Morphological Complexity of Children Narratives in Eight Languages
Gordana Hržica | Chaya Liebeskind | Kristina Š. Despot | Olga Dontcheva-Navratilova | Laura Kamandulytė-Merfeldienė | Sara Košutar | Matea Kramarić | Giedrė Valūnaitė Oleškevičienė
Proceedings of the Thirteenth Language Resources and Evaluation Conference
The aim of this study was to compare the morphological complexity in a corpus representing the language production of younger and older children across different languages. The language samples were taken from the Frog Story subcorpus of the CHILDES corpora, which comprises oral narratives collected by various researchers between 1990 and 2005. We extracted narratives by typically developing, monolingual, middle-class children. Additionally, samples of Lithuanian language, collected according to the same principles, were added. The corpus comprises 249 narratives evenly distributed across eight languages: Croatian, English, French, German, Italian, Lithuanian, Russian and Spanish. Two subcorpora were formed for each language: a younger children corpus and an older children corpus. Four measures of morphological complexity were calculated for each subcorpus: Bane, Kolmogorov, Word entropy and Relative entropy of word structure.
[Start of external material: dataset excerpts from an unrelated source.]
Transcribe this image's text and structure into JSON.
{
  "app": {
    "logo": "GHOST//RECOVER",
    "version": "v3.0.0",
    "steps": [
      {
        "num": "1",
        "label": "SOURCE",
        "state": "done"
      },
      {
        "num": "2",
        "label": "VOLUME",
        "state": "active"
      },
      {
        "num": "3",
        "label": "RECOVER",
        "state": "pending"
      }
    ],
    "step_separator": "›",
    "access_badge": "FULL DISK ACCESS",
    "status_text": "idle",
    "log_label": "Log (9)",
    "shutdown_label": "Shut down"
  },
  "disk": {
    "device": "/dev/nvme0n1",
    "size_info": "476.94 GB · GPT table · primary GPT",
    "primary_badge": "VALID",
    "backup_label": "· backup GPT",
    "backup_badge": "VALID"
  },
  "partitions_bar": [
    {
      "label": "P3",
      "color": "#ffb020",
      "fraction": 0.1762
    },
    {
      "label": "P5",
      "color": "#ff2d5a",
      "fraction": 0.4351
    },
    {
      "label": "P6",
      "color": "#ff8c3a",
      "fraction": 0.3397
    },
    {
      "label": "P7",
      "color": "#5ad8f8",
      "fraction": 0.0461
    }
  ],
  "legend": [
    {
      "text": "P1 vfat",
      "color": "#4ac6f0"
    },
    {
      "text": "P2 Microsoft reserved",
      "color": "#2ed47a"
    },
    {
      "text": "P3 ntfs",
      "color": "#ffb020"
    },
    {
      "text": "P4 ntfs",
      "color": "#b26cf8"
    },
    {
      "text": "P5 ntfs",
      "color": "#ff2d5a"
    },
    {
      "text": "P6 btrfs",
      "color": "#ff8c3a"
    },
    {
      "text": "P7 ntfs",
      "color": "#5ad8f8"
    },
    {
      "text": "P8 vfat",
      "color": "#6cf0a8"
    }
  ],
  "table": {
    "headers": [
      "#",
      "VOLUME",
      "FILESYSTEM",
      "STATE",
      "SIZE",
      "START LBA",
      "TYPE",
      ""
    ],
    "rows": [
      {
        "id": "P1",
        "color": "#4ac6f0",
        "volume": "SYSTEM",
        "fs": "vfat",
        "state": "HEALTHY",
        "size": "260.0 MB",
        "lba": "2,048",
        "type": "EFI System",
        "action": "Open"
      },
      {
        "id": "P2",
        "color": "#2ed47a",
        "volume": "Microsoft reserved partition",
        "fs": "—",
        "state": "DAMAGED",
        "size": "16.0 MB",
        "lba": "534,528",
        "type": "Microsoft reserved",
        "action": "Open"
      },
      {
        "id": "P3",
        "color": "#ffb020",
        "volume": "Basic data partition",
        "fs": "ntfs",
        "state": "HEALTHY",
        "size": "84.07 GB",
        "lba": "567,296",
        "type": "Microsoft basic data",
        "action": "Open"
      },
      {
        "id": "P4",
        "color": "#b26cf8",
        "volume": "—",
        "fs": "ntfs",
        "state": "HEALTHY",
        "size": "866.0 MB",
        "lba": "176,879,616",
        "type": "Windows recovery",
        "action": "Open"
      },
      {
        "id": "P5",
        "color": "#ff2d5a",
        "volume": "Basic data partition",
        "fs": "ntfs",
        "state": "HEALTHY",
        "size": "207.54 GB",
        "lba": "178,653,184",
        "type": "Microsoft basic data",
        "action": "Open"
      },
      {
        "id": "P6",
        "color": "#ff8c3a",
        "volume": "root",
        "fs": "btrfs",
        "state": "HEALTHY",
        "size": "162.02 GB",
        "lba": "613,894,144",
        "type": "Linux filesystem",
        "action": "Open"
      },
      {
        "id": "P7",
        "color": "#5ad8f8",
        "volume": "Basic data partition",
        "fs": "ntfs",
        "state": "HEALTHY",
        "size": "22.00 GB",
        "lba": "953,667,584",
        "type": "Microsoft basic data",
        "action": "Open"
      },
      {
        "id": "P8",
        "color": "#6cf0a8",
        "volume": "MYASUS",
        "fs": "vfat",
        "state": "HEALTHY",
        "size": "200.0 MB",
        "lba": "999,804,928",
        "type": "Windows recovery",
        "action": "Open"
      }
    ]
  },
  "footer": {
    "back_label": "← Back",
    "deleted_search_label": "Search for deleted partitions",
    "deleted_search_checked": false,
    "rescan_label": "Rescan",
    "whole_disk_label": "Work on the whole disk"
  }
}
The results showed that younger children corpora had lower morphological complexity than older children corpora for all four measures for Spanish and Russian. Reversed results were obtained for English and French, and the results for the remaining four languages showed variation. Relative entropy of word structure proved to be indicative of age differences. Word entropy and relative entropy of word structure show potential to demonstrate typological differences.